WASHINGTON (Reuters) - Mexico's foreign minister mounted a robust defense of her nation's economic importance to the United States on Monday and condemned anti-migrant rhetoric and a "climate of intolerance" in its neighbor -- a thinly-veiled critique of Donald Trump.
Without naming the presumptive Republican presidential nominee, Mexican Foreign Minister Claudia Ruiz Massieu rebutted many of his arguments in a detailed explanation of how integration of the U.S. and Mexican economies has benefited both nations.
Trump has raised hackles in Mexico with a string of proposals, including threats to build a border wall to keep out migrants, blocking remittances sent home by Mexican workers, and unpicking the 1994 North American Free Trade Agreement between Mexico, Canada and the United States to protect U.S. jobs.
Many Mexicans feel their government has not done enough to counter Trump's arguments, particularly in the United States, and Ruiz Massieu's speech to the American Jewish Committee in Washington was an appeal to both solidarity and self-interest.
"We live in a world in which no country can face the big economic challenges of the 21st century alone," she said according to the Spanish text of the speech.
"This is why we believe one of the best ways for the United States to maintain and increase its global competitiveness is by consolidating and expanding trade, investment, cooperation and its integrated value chains with Mexico," she added.

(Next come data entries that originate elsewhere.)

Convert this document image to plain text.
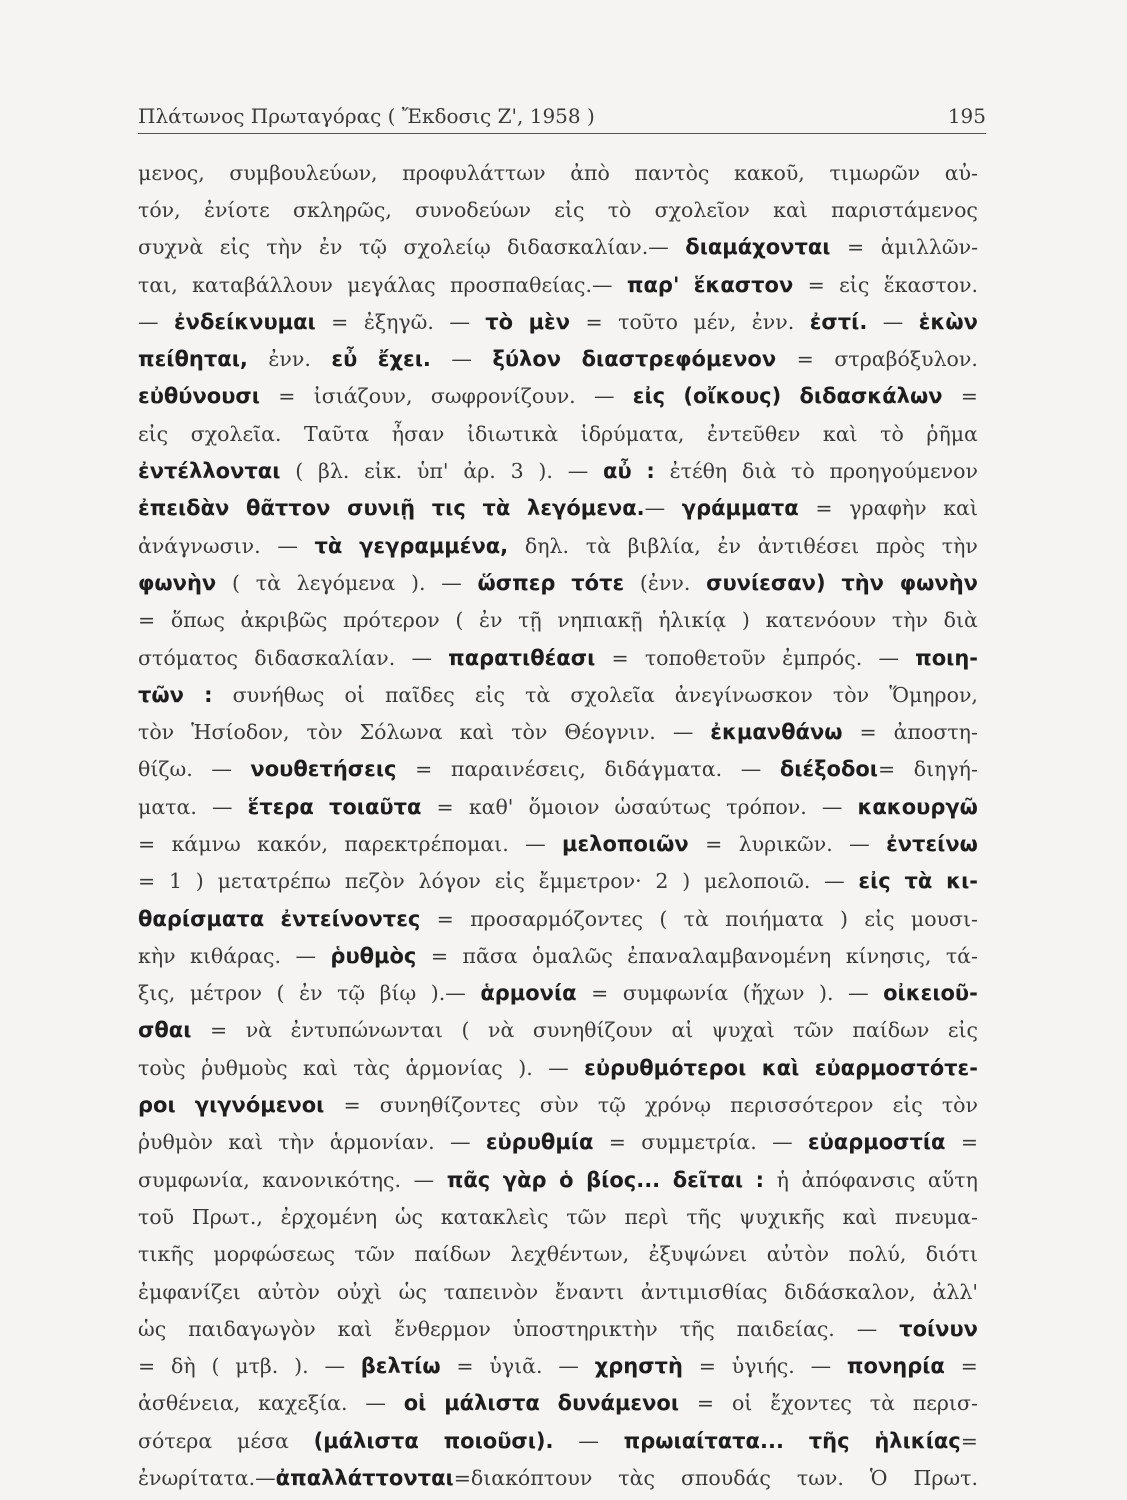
Πλάτωνος Πρωταγόρας ( Ἔκδοσις Ζ', 1958 )	195
μενος, συμβουλεύων, προφυλάττων ἀπὸ παντὸς κακοῦ, τιμωρῶν αὐ-
τόν, ἐνίοτε σκληρῶς, συνοδεύων εἰς τὸ σχολεῖον καὶ παριστάμενος
συχνὰ εἰς τὴν ἐν τῷ σχολείῳ διδασκαλίαν.— διαμάχονται = ἁμιλλῶν-
ται, καταβάλλουν μεγάλας προσπαθείας.— παρ' ἕκαστον = εἰς ἕκαστον.
— ἐνδείκνυμαι = ἐξηγῶ. — τὸ μὲν = τοῦτο μέν, ἐνν. ἐστί. — ἑκὼν
πείθηται, ἐνν. εὖ ἔχει. — ξύλον διαστρεφόμενον = στραβόξυλον.
εὐθύνουσι = ἰσιάζουν, σωφρονίζουν. — εἰς (οἴκους) διδασκάλων =
εἰς σχολεῖα. Ταῦτα ἦσαν ἰδιωτικὰ ἱδρύματα, ἐντεῦθεν καὶ τὸ ῥῆμα
ἐντέλλονται ( βλ. εἰκ. ὑπ' ἀρ. 3 ). — αὖ : ἐτέθη διὰ τὸ προηγούμενον
ἐπειδὰν θᾶττον συνιῇ τις τὰ λεγόμενα.— γράμματα = γραφὴν καὶ
ἀνάγνωσιν. — τὰ γεγραμμένα, δηλ. τὰ βιβλία, ἐν ἀντιθέσει πρὸς τὴν
φωνὴν ( τὰ λεγόμενα ). — ὥσπερ τότε (ἐνν. συνίεσαν) τὴν φωνὴν
= ὅπως ἀκριβῶς πρότερον ( ἐν τῇ νηπιακῇ ἡλικίᾳ ) κατενόουν τὴν διὰ
στόματος διδασκαλίαν. — παρατιθέασι = τοποθετοῦν ἐμπρός. — ποιη-
τῶν : συνήθως οἱ παῖδες εἰς τὰ σχολεῖα ἀνεγίνωσκον τὸν Ὅμηρον,
τὸν Ἡσίοδον, τὸν Σόλωνα καὶ τὸν Θέογνιν. — ἐκμανθάνω = ἀποστη-
θίζω. — νουθετήσεις = παραινέσεις, διδάγματα. — διέξοδοι= διηγή-
ματα. — ἕτερα τοιαῦτα = καθ' ὅμοιον ὡσαύτως τρόπον. — κακουργῶ
= κάμνω κακόν, παρεκτρέπομαι. — μελοποιῶν = λυρικῶν. — ἐντείνω
= 1 ) μετατρέπω πεζὸν λόγον εἰς ἔμμετρον· 2 ) μελοποιῶ. — εἰς τὰ κι-
θαρίσματα ἐντείνοντες = προσαρμόζοντες ( τὰ ποιήματα ) εἰς μουσι-
κὴν κιθάρας. — ῥυθμὸς = πᾶσα ὁμαλῶς ἐπαναλαμβανομένη κίνησις, τά-
ξις, μέτρον ( ἐν τῷ βίῳ ).— ἁρμονία = συμφωνία (ἤχων ). — οἰκειοῦ-
σθαι = νὰ ἐντυπώνωνται ( νὰ συνηθίζουν αἱ ψυχαὶ τῶν παίδων εἰς
τοὺς ῥυθμοὺς καὶ τὰς ἁρμονίας ). — εὐρυθμότεροι καὶ εὐαρμοστότε-
ροι γιγνόμενοι = συνηθίζοντες σὺν τῷ χρόνῳ περισσότερον εἰς τὸν
ῥυθμὸν καὶ τὴν ἁρμονίαν. — εὐρυθμία = συμμετρία. — εὐαρμοστία =
συμφωνία, κανονικότης. — πᾶς γὰρ ὁ βίος... δεῖται : ἡ ἀπόφανσις αὕτη
τοῦ Πρωτ., ἐρχομένη ὡς κατακλεὶς τῶν περὶ τῆς ψυχικῆς καὶ πνευμα-
τικῆς μορφώσεως τῶν παίδων λεχθέντων, ἐξυψώνει αὐτὸν πολύ, διότι
ἐμφανίζει αὐτὸν οὐχὶ ὡς ταπεινὸν ἔναντι ἀντιμισθίας διδάσκαλον, ἀλλ'
ὡς παιδαγωγὸν καὶ ἔνθερμον ὑποστηρικτὴν τῆς παιδείας. — τοίνυν
= δὴ ( μτβ. ). — βελτίω = ὑγιᾶ. — χρηστὴ = ὑγιής. — πονηρία =
ἀσθένεια, καχεξία. — οἱ μάλιστα δυνάμενοι = οἱ ἔχοντες τὰ περισ-
σότερα μέσα (μάλιστα ποιοῦσι). — πρωιαίτατα... τῆς ἡλικίας=
ἐνωρίτατα.—ἀπαλλάττονται=διακόπτουν τὰς σπουδάς των. Ὁ Πρωτ.
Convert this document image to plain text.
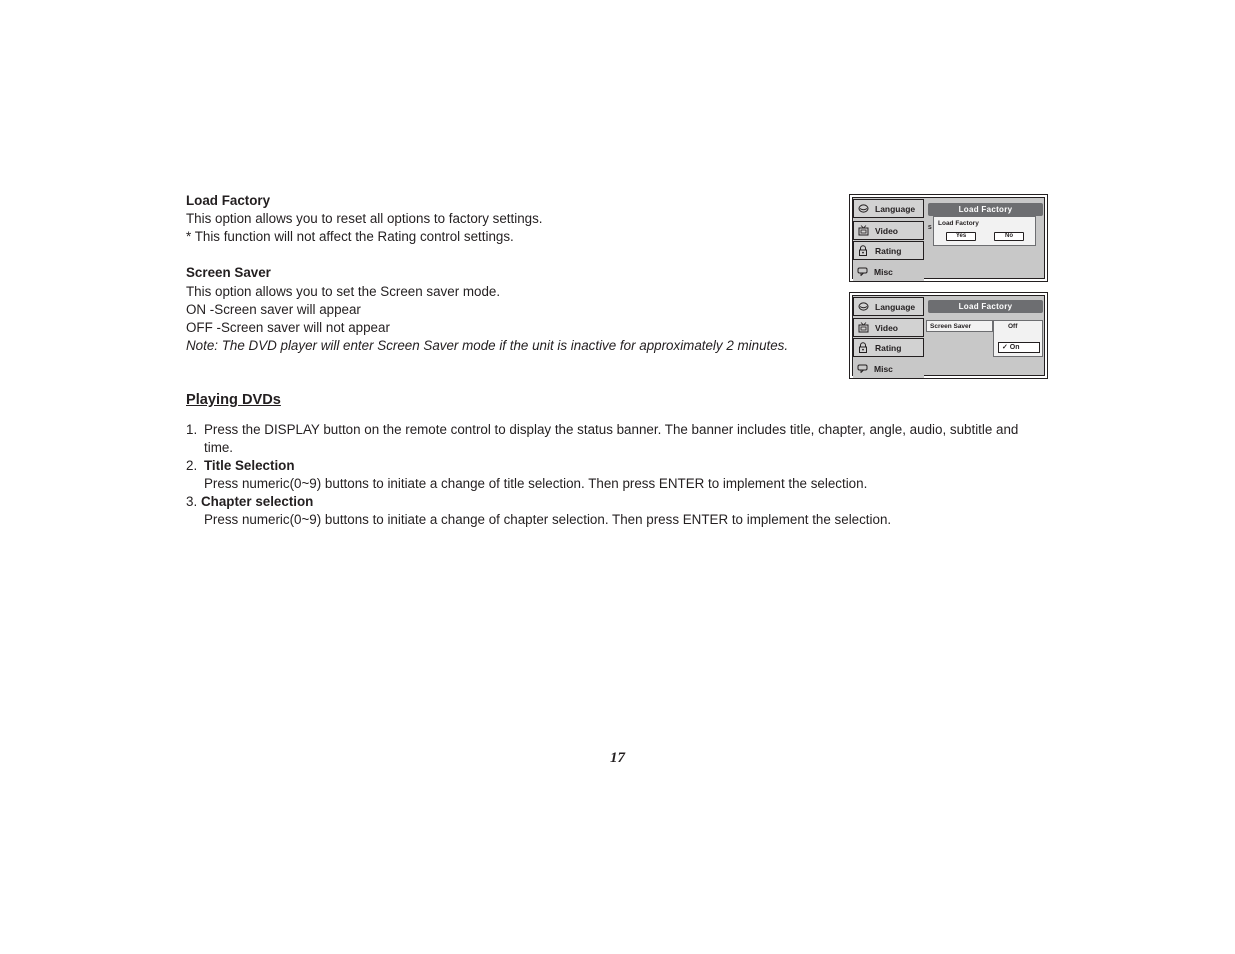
Load Factory
This option allows you to reset all options to factory settings.
* This function will not affect the Rating control settings.
Screen Saver
This option allows you to set the Screen saver mode.
ON -Screen saver will appear
OFF -Screen saver will not appear
Note: The DVD player will enter Screen Saver mode if the unit is inactive for approximately 2 minutes.
Playing DVDs
1. Press the DISPLAY button on the remote control to display the status banner. The banner includes title, chapter, angle, audio, subtitle and
time.
2. Title Selection
Press numeric(0~9) buttons to initiate a change of title selection. Then press ENTER to implement the selection.
3. Chapter selection
Press numeric(0~9) buttons to initiate a change of chapter selection. Then press ENTER to implement the selection.
Language
Video
Rating
Misc
Load Factory
S
Load Factory
Yes	No
Language
Video
Rating
Misc
Load Factory
Screen Saver	Off
✓ On
17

U.S.-Mexico trade is worth some $500 billion every year and the U.S. Chamber of Commerce says roughly 6 million American jobs depend on it. Moreover, an estimated 35 million people in the United States are Mexican or of Mexican background.
Underlining economic integration, Ruiz Massieu said about 40 percent of the content of Mexican export goods is of U.S. origin, and that Mexican outward investment in the U.S. had jumped 35 percent in the last five years to reach $17.6 billion.
"So we're definitely not part of the problem, we're part of the solution," she added.
Ruiz Massieu said Mexico "did not steal jobs" from U.S. companies and decried the "climate of intolerance" in the United States that was sending out a message of "Mexicans go home".
"Those who attempt to make political gains by stigmatizing these people, be they Mexicans, Jews, Muslims, people of color, (or) Asians, are wrong," she said.
Trump has floated the idea of a temporary ban on Muslims entering the United States and also attacked China over trade.